The Obama administration has made a particular point of utilizing the services of the public sector trade unions to impose its corporate-backed agenda on the working class. This has included school “reform,” in which it has enlisted the support of the American Federation of Teachers to gut federal education programs and tie funding to the expansion of charter schools and various school and teacher “performance” schemes.

In basic industry, there is little left of the trade union organizations outside of a repressive apparatus, which functions as a policeman for management. The membership of the United Auto Workers union has fallen to around 400,000, down from a peak of 1.5 million in 1979.

This is the outcome of the pro-capitalist and nationalist program of the UAW, which over the last three decades has suppressed all opposition to plant closings, mass layoffs and wage and benefit cuts in the name of “labor-management partnership” and “Buy American” protectionism.

This culminated in the UAW’s collaboration with Obama’s forced bankruptcy and restructuring of General Motors and Chrysler last year. In exchange for accepting mass layoffs, the halving of wages for young workers and other concessions, the UAW executives were rewarded with a major ownership stake in the two auto companies.

Meanwhile, the former bastions of the UAW have been transformed into industrial wastelands. From 1999 to August 2009, Michigan’s motor vehicle and parts manufacturing declined by 72 percent, Ohio’s by 58 percent, Indiana’s by 48 percent, and the nation’s by 50 percent.
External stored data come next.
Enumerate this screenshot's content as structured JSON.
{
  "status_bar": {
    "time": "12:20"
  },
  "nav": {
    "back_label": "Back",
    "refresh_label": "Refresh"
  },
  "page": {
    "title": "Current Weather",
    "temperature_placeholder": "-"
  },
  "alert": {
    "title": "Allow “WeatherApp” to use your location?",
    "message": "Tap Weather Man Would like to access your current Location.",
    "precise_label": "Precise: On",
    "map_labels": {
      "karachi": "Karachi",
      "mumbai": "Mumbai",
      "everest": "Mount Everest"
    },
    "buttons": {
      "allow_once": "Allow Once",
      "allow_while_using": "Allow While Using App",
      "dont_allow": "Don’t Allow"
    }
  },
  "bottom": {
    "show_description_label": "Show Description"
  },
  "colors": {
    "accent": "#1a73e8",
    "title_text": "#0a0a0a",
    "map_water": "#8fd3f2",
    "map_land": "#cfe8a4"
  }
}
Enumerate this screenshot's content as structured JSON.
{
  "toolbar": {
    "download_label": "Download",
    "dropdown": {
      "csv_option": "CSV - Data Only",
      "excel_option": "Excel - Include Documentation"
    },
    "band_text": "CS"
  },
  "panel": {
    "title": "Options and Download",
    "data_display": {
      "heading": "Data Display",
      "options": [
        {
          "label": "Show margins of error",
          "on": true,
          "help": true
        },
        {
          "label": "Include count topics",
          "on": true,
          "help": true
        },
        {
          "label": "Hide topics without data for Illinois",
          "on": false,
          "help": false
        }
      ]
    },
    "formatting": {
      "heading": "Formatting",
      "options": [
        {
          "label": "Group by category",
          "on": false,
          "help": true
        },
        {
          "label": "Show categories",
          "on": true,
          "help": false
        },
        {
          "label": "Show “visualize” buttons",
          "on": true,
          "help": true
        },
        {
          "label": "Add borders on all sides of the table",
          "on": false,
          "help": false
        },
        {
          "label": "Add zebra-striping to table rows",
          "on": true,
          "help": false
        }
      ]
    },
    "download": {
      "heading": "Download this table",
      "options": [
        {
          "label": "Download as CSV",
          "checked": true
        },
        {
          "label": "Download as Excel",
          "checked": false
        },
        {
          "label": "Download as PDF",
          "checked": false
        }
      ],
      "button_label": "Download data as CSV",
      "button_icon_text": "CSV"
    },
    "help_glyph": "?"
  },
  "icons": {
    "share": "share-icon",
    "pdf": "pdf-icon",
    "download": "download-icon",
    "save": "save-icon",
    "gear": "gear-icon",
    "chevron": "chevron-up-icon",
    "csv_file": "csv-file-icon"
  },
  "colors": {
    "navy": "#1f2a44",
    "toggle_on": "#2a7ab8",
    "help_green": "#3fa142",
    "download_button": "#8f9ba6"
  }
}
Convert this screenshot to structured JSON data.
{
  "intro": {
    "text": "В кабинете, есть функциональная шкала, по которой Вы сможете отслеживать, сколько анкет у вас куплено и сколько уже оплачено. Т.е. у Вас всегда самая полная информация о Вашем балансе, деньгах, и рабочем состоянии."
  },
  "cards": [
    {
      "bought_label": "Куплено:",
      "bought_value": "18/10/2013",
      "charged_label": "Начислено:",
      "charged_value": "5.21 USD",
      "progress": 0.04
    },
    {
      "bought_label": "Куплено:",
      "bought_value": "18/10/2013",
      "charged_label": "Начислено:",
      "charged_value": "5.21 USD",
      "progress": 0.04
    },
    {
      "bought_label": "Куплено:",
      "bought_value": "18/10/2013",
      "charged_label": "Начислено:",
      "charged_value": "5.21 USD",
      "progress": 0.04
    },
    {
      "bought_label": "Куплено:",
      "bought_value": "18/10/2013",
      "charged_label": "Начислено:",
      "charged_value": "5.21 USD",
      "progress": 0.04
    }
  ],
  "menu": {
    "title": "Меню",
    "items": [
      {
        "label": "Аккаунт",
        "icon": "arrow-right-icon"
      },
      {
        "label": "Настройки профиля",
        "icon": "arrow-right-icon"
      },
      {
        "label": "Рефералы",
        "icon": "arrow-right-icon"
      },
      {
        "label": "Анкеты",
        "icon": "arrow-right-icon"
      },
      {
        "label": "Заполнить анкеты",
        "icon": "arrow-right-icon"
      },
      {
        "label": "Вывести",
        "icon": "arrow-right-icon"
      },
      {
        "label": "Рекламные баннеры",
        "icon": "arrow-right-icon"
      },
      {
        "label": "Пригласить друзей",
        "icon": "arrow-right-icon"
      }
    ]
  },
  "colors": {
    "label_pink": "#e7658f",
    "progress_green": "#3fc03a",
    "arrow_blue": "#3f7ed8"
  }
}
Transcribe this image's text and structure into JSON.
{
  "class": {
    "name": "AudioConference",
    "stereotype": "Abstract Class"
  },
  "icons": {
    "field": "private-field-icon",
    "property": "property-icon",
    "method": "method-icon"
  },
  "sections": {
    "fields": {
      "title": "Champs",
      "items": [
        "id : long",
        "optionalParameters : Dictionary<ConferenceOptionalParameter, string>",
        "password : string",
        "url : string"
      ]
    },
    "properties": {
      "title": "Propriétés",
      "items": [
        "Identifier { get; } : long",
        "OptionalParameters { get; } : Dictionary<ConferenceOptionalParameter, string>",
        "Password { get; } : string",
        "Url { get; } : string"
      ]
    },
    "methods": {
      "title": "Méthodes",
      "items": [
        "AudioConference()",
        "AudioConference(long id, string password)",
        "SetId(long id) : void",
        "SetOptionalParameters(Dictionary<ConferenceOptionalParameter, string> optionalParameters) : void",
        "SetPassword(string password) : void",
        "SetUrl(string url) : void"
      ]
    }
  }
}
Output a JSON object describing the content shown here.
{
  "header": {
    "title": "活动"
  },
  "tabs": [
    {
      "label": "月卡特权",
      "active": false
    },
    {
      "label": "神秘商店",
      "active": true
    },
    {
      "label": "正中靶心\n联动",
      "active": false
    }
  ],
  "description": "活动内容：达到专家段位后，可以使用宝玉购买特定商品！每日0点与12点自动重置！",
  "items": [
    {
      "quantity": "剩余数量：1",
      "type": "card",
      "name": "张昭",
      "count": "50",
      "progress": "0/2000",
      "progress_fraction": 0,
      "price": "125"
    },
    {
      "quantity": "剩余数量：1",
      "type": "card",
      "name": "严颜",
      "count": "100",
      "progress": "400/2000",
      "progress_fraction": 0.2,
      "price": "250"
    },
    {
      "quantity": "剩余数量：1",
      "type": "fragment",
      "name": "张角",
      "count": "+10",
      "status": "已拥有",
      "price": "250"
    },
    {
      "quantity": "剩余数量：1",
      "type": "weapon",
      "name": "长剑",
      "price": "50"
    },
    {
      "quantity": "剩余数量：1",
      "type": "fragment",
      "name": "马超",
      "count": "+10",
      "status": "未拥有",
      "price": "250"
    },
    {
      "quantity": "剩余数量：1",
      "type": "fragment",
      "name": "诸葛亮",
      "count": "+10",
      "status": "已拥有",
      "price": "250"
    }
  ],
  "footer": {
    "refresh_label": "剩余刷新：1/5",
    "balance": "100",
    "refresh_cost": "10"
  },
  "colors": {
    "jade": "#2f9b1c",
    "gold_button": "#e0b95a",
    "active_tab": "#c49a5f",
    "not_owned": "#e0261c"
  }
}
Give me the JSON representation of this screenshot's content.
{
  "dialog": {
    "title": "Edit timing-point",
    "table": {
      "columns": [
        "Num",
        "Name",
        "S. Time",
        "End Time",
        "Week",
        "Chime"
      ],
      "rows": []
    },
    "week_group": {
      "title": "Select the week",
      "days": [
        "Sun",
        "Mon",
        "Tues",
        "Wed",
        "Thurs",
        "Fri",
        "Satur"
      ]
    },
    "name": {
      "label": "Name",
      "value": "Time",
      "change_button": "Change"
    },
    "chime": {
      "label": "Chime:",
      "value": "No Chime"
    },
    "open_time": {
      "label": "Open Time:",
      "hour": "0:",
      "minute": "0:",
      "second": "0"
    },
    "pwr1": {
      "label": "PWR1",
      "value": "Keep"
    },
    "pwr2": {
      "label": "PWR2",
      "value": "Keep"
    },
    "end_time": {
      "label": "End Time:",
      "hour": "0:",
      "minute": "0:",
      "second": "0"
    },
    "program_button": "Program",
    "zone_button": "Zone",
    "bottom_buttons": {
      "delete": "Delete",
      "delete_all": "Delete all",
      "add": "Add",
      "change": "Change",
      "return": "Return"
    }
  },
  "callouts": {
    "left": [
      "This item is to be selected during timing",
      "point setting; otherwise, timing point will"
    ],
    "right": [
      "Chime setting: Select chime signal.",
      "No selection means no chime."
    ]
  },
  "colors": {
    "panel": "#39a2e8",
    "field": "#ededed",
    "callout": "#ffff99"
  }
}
All told, more than 8 million industrial jobs have been wiped out since manufacturing employment peaked in 1979. The percentage of the labor force made up of manufacturing workers has continued its steady decline, falling to less than 9 percent, from a high of 39 percent in 1939.

Perhaps the sharpest expression of the moribund character of the unions is their inability to recruit younger workers. By age, the union membership rate was highest among workers 55 to 64 years old (16.6 percent), while only 4.7 percent of those 16 to 24 were union members.